Il y a des obstacles pour les jeunes Noirs en santé mentale, selon des expertes

TORONTO — Les jeunes Noirs du Canada sont confrontés à de nombreux obstacles pour accéder aux services de santé mentale – et les professionnels de la santé empirent parfois la situation, disent des expertes.

Une conférence à l’intention des médecins de famille, des infirmières praticiennes, des psychiatres, des psychologues, des travailleurs sociaux et d’autres professionnels de la santé s’est déroulée samedi à Toronto pour aborder ces problèmes et les aider à fournir des soins plus respectueux sur le plan culturel. Elle a été organisée par la Black Physicians’ Association de l’Ontario. 

«Les jeunes Noirs vivent le système de santé mentale très différemment des autres races», a déclaré la Dre Mojola Omole, présidente de l’association et chirurgienne générale à Toronto.

«Cela est dû en partie au racisme anti-Noirs et aux préjugés implicites», a expliqué Mme Omole, qui travaille également avec le Journal de l’Association médicale canadienne pour résoudre ces problèmes dans le domaine de la santé.

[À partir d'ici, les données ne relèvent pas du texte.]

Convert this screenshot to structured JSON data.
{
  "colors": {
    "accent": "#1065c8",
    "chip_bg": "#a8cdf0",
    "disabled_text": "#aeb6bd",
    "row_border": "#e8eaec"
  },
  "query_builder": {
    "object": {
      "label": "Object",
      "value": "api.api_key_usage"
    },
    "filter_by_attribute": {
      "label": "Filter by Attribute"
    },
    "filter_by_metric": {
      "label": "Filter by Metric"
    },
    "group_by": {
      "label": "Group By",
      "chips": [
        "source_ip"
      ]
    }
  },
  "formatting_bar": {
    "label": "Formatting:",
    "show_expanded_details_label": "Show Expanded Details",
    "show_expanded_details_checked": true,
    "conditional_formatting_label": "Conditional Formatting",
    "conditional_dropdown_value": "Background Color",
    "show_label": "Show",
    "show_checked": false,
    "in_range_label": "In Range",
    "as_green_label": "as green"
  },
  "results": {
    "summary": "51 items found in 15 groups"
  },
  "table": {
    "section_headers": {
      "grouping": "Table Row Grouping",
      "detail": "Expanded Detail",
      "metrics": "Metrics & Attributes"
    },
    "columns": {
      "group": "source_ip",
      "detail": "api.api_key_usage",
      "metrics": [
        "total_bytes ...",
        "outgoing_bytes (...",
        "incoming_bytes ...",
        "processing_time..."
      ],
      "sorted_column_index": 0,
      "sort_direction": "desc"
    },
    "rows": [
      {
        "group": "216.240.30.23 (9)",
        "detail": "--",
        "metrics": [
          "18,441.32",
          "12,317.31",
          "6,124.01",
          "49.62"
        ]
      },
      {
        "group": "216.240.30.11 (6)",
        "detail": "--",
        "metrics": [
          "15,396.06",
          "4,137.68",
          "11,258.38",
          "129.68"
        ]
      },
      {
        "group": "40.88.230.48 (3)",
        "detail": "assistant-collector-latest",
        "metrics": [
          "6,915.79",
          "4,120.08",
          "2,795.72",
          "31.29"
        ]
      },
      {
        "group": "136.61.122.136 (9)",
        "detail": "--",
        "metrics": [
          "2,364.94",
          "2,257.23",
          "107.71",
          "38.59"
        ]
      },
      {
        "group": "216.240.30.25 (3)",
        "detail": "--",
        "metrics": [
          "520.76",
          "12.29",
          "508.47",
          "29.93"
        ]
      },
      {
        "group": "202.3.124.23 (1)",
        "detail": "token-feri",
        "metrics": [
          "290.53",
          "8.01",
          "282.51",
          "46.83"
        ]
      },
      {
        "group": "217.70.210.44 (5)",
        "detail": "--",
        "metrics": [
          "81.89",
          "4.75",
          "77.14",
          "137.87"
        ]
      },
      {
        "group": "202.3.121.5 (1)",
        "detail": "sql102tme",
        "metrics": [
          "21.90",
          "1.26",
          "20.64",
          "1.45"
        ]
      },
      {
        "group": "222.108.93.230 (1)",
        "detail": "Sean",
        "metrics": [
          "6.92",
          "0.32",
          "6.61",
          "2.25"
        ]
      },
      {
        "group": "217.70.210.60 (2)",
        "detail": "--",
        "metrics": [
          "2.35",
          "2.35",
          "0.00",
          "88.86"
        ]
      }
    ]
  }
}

De nombreux jeunes Noirs ont vécu des traumatismes, parfois liés au racisme ou à la discrimination, qui peuvent affecter leur santé mentale et leur façon de s’exprimer, a-t-elle dit.

«Ce qui peut ressembler à de l’apathie est le signe de problèmes réels», a déclaré Mme Omole.

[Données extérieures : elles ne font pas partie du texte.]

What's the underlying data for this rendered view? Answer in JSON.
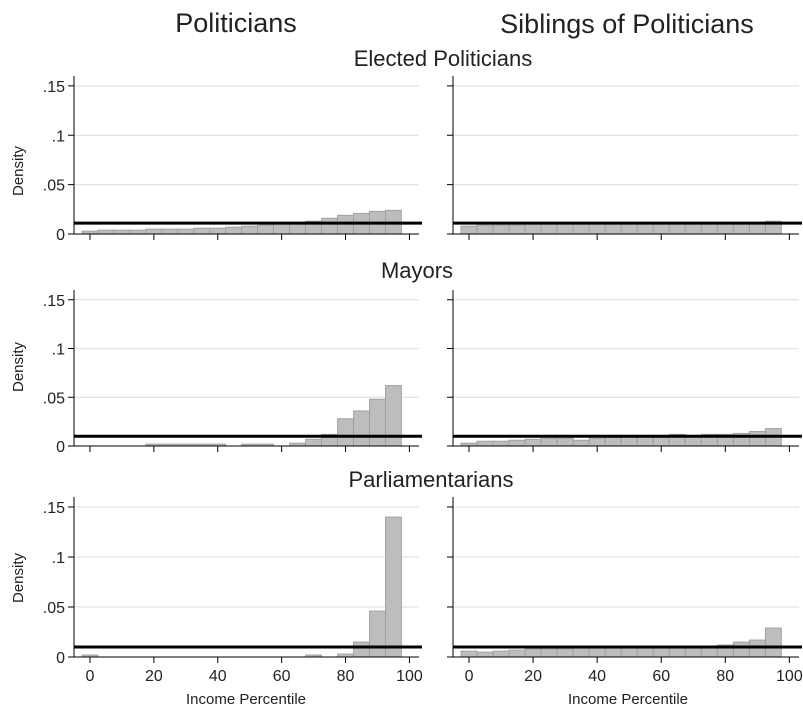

Si les jeunes Noirs parlent fort, cela est souvent perçu à tort comme une agression, a précisé Mojala Omole, soulignant que c’est quelque chose qu’elle a personnellement observé à l’hôpital où elle travaille.

La Dre Amy Gajaria, psychiatre pour enfants et adolescents au Centre de toxicomanie et de santé mentale de Toronto, convient que les jeunes Noirs sont souvent mal compris – et également mal diagnostiqués.

«Les travailleurs de la santé ont beaucoup de stéréotypes et, vous savez, nous avons peut-être intériorisé des préjugés inconscients envers les enfants et les familles noires», a affirmé Mme Gajaria, qui n’est elle-même pas noire.

«Les adolescents déprimés et anxieux peuvent être très irritables», a-t-elle poursuivi.

Chez les jeunes non-noirs, les professionnels de la santé mentale sont plus susceptibles de parvenir à un diagnostic d’anxiété, de dépression ou de traumatisme, d’après Mme Gajaria.

La réalité serait tout autre pour les jeunes Noirs.

«[Les cliniciens] voient la colère, ils voient l’irritabilité, et ils s’arrêtent là. Et alors leur diagnostic porte sur des choses comme le TDAH, le trouble oppositionnel avec provocation, ce qui ne rend vraiment pas service aux enfants.»

Mme Gajaria s’inquiète également du sort des jeunes Noirs qui ne reçoivent aucun traitement de santé mentale parce qu’il y a «un million d’obstacles à franchir dans un [centre de soins psychiatriques]».

Les jeunes Noirs attendent beaucoup plus longtemps que les autres patients pour avoir accès aux soins en santé mentale, a déclaré Tiyondah Fante-Coleman, chercheuse du projet Pathways to Care.

Mme Fante-Coleman, qui s’exprimait lors de la conférence de samedi, a fait mention d’une étude canadienne de 2015 qui démontrait que les enfants et les jeunes Noirs d’origine caribéenne attendaient en moyenne 16 mois pour obtenir des soins en santé mentale, contre sept mois pour les patients blancs.

Il existe diverses raisons pour expliquer cela, a expliqué Mme Fante-Coleman, notamment le fait que les jeunes Noirs peuvent être confrontés à plus d’obstacles financiers ou à un manque de personnel dans leur région.

Il y a un grand besoin pour davantage de données fondées sur la race au Canada pour améliorer les soins prodigués aux jeunes Noirs, a stipulé Mme Fante-Coleman.

«Nous disposons de très peu de données sur l’incidence et la prévalence des maladies mentales [par exemple la dépression, l’anxiété et la schizophrénie] au sein de la population nationale.»